In the ballroom of the Sheraton Grand Chicago Riverwalk, beneath the glitter of a disco ball, a DJ is spinning Sisters Are Doin’ It for Themselves while hundreds of people dressed as sitcom characters laugh and scream.
It’s the costume competition at Golden-Con, a convention for fans of The Golden Girls, the Emmy-winning 80s show about the lives and loves of four women of a certain age living together in Miami in a house beset with rattan furniture. The “Blanches” are slinking across the stage in floral leisurewear and pastel negligees, doing their best impressions of the highly sexed fiftysomething southern belle played by Rue McClanahan, a woman who loves to draw attention to her “perky bosoms”.
The competition is fierce. “This is a bloodbath!” exclaims Jason B Schmidt, a member of the drag comedy troupe the Golden Gays, hosting the night’s event.

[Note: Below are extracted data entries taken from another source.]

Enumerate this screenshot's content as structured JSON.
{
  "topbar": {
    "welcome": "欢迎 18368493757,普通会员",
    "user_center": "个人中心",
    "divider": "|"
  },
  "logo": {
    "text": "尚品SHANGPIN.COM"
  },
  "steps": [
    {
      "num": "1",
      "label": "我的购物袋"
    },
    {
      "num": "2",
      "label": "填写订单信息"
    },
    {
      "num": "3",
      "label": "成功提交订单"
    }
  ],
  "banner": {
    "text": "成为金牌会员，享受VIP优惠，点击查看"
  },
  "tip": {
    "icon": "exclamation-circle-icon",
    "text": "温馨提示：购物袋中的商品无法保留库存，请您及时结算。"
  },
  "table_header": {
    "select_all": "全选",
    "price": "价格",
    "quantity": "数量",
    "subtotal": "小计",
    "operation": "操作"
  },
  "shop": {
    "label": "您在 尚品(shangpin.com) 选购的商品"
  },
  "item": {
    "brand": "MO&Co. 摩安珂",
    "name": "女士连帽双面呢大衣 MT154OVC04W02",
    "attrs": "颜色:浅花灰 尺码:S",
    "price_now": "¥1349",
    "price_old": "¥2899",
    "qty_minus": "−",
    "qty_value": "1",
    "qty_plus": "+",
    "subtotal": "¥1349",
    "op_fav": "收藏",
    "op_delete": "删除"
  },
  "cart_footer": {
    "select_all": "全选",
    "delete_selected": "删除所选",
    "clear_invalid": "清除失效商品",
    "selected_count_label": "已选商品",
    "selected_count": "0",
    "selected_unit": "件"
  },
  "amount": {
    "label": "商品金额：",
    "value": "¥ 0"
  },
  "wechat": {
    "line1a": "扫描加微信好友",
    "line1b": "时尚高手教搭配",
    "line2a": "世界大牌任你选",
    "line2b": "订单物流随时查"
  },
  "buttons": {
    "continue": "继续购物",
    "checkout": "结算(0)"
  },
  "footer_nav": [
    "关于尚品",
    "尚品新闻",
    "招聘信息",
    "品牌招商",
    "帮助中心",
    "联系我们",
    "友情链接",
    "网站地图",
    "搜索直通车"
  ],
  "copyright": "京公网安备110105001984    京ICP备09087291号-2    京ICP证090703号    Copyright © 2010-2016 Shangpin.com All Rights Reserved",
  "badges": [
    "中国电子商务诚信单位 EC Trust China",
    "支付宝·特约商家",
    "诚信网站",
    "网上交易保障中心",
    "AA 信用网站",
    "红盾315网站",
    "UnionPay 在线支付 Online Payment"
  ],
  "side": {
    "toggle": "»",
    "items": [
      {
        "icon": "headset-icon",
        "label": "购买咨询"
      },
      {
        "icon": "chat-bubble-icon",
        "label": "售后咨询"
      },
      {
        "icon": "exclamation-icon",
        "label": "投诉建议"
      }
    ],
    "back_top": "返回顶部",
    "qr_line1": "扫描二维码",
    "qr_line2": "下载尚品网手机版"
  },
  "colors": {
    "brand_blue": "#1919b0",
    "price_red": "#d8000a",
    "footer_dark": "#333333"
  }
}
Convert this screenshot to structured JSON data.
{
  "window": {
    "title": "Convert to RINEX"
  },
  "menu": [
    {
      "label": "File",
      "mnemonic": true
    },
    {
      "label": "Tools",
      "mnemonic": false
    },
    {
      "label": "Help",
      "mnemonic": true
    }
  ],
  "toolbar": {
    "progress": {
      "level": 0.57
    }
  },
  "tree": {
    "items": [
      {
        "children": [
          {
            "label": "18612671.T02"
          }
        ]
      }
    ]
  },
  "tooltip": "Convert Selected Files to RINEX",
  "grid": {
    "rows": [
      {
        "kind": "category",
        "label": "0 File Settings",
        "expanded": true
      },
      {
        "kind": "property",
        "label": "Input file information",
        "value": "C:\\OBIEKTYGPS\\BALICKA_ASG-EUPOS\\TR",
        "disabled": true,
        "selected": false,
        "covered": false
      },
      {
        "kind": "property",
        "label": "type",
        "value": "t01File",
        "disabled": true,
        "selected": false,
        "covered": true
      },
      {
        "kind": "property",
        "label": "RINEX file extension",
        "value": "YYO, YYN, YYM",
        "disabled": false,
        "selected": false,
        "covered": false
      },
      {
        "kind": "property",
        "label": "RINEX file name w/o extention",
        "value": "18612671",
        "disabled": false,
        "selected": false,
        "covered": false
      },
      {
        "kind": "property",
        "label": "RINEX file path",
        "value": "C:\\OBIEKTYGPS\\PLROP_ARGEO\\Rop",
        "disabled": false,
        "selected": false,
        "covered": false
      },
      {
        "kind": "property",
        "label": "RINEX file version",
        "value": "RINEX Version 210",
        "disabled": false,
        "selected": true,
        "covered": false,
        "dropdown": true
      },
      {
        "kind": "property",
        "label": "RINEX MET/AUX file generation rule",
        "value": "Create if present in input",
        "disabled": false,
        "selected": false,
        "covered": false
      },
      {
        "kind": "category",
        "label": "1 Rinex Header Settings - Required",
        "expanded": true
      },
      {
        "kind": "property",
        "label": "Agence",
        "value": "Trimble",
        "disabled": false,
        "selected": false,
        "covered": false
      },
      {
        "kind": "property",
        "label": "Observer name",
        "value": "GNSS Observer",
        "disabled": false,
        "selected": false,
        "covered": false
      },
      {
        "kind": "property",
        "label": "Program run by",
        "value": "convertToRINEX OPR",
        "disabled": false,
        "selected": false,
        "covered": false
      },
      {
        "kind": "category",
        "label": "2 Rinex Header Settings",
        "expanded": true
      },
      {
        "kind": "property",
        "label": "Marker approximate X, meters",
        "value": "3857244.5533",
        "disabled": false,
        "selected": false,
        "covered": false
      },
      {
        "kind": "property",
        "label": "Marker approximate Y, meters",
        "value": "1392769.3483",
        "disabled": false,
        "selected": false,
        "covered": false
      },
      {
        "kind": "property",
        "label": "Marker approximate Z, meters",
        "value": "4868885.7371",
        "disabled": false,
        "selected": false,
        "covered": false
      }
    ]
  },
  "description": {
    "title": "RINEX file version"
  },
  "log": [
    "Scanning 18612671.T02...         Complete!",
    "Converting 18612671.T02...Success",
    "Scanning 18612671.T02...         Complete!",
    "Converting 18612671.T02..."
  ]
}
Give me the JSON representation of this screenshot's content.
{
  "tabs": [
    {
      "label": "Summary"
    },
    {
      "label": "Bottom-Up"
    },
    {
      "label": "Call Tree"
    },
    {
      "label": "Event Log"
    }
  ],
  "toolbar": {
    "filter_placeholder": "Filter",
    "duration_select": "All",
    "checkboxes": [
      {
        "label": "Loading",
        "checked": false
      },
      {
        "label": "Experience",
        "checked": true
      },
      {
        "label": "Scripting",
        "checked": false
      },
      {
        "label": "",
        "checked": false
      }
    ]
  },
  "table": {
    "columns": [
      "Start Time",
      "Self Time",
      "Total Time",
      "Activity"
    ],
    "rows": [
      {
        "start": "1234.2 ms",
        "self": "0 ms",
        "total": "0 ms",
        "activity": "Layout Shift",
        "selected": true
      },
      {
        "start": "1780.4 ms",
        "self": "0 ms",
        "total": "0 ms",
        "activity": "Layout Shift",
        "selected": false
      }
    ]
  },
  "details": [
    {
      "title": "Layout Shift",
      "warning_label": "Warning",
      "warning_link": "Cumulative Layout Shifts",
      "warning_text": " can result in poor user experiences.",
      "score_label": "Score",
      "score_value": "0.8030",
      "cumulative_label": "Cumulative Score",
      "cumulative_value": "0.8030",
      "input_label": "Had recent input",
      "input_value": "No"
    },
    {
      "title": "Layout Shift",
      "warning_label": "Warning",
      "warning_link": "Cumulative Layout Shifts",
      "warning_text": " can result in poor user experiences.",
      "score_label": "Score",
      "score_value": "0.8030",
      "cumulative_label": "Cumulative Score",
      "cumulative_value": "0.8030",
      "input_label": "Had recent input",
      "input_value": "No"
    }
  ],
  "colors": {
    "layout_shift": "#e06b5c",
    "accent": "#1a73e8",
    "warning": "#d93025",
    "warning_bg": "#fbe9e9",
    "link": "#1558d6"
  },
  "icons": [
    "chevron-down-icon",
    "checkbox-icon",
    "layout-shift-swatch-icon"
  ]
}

Dressed in a voluminous green velvet skirt suit for his impersonation of Dorothy – the tall, stern teacher played by Bea Arthur – Schmidt barks at a contestant, “Just punch her in the face and she’ll leave!” It is flawless Golden Girls shtick – outrageous and comically offensive.
More than 1,000 people have come from as far away as Australia for these three days of celebration and homage.
On the opening night, they enjoy a performance by another Golden Girls drag troupe – the Golden Gals Live!, starring Ginger Minj of RuPaul’s Drag Race – that is so funny you wish the youth of Tennessee could see it, and cheer a rousing duet of the show’s theme tune, Thank You for Being a Friend. For this, Cynthia Fee, the bluesy original singer, is joined by Aaron Scott, the young man who in 2017 became a social media sensation with his passionate gospel version.